What once were snail gonads are now trematode duplexes. Trematode sprawl. Photo from here.

Finally, if an individual can get infected multiple times, you would underestimate FOI if you could only identify the first infection event.  This is where the Mueller et al. (2012) paper from PNAS comes in.  For P. falciparum in Papua New Guinea, most people have infections with multiple different clones of P. falciparum.  That means that they got multiple clonal infections from one mosquito bite and/or they got subsequent infections with different clones from different mosquito bites. 

To get a super duper accurate FOI measurement with molecular techniques (molFOI), Mueller et al. (2012) took blood samples from ~400 kids aged 0-4 every two months for 69 weeks.  Impressive!  Then they used genotyping of the mps2 gene to determine how many P. falciparum clones each child had at each time point.

Cutting to the chase:  molFOI and the incidence of clinical cases of malaria (i.e., number of reported cases with high parasite loads) had very similar patterns across child age and week/season.  molFOI had a strong relationship with week/season, and this relationship explained ~50% of the relationship between malaria incidence and season.  Furthermore, most of the age*incidence relationship was explained by the age*molFOI relationship.  So, cool new tool for monitoring transmission in malaria control programs!  Neat!
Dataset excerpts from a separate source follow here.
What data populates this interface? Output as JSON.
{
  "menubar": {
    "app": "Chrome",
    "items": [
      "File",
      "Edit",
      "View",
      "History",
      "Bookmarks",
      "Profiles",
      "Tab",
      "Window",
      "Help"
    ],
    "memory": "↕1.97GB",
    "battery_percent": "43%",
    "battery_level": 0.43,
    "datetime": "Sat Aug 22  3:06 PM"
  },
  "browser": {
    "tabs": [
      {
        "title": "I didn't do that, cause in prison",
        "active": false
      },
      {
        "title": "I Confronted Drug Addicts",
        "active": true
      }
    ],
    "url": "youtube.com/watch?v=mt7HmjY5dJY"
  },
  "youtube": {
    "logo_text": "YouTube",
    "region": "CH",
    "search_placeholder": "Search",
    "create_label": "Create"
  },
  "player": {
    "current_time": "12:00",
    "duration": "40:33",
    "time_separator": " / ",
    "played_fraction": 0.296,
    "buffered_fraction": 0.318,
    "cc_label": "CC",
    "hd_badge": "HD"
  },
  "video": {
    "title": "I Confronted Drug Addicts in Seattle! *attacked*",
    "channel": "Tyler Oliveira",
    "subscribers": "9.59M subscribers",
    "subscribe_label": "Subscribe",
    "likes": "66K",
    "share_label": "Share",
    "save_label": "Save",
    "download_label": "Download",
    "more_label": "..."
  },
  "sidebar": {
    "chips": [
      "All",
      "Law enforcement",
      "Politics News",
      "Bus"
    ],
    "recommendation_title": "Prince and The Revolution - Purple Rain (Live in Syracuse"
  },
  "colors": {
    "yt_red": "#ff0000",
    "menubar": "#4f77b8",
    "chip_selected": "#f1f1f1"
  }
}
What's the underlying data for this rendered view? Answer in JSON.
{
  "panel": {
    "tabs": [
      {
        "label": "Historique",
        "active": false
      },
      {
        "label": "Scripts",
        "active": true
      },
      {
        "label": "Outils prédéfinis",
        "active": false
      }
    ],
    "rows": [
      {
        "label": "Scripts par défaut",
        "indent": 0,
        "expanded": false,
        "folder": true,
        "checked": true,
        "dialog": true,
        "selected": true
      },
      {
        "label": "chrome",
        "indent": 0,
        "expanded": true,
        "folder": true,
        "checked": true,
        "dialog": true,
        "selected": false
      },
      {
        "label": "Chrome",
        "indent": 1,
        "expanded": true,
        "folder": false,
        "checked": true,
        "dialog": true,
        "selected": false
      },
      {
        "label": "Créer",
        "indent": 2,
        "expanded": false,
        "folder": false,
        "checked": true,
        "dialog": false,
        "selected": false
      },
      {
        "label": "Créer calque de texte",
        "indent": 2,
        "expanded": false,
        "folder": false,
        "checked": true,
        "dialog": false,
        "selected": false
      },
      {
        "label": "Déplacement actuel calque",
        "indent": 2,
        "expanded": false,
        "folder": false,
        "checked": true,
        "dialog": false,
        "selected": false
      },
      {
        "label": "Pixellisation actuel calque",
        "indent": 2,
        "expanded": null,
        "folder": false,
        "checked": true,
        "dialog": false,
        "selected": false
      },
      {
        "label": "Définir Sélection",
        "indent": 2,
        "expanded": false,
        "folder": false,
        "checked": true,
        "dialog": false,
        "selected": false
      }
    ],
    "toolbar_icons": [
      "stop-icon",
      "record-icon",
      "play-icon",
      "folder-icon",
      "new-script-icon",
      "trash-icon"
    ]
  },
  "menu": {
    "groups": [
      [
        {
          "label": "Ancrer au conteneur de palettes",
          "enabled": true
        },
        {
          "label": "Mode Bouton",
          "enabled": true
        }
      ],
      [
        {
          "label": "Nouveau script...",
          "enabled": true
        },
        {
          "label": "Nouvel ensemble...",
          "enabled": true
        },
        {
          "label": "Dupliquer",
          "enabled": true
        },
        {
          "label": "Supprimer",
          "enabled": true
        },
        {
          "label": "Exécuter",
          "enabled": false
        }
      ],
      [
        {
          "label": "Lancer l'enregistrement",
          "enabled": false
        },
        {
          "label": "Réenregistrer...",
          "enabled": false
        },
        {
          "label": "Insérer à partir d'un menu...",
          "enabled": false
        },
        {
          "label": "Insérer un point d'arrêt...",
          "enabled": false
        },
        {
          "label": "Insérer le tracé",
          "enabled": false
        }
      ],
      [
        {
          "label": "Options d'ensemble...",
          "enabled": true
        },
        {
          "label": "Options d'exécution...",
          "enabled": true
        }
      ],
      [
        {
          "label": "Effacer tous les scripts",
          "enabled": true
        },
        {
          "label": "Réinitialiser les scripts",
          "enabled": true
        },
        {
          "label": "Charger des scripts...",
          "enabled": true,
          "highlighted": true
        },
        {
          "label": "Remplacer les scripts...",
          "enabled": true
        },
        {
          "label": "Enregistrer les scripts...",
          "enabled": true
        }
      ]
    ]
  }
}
Though they certainly aren’t the first people to demonstrate the efficacy of using insecticide treated bed nets, they also found that ITNs reduced infection risk by ~50%.  Awesome.

Multiple clonal infections are the norm in the P. falciparum system mentioned here.  Do you think that is true in many disease systems? 


Muellera, I., S. Schoepflind, T.A. Smithd, et al. 2012. Force of infection is key to understanding the epidemiology of Plasmodium falciparum malaria in Papua New Guinean children.  PNAS 109:25, 10030-10035.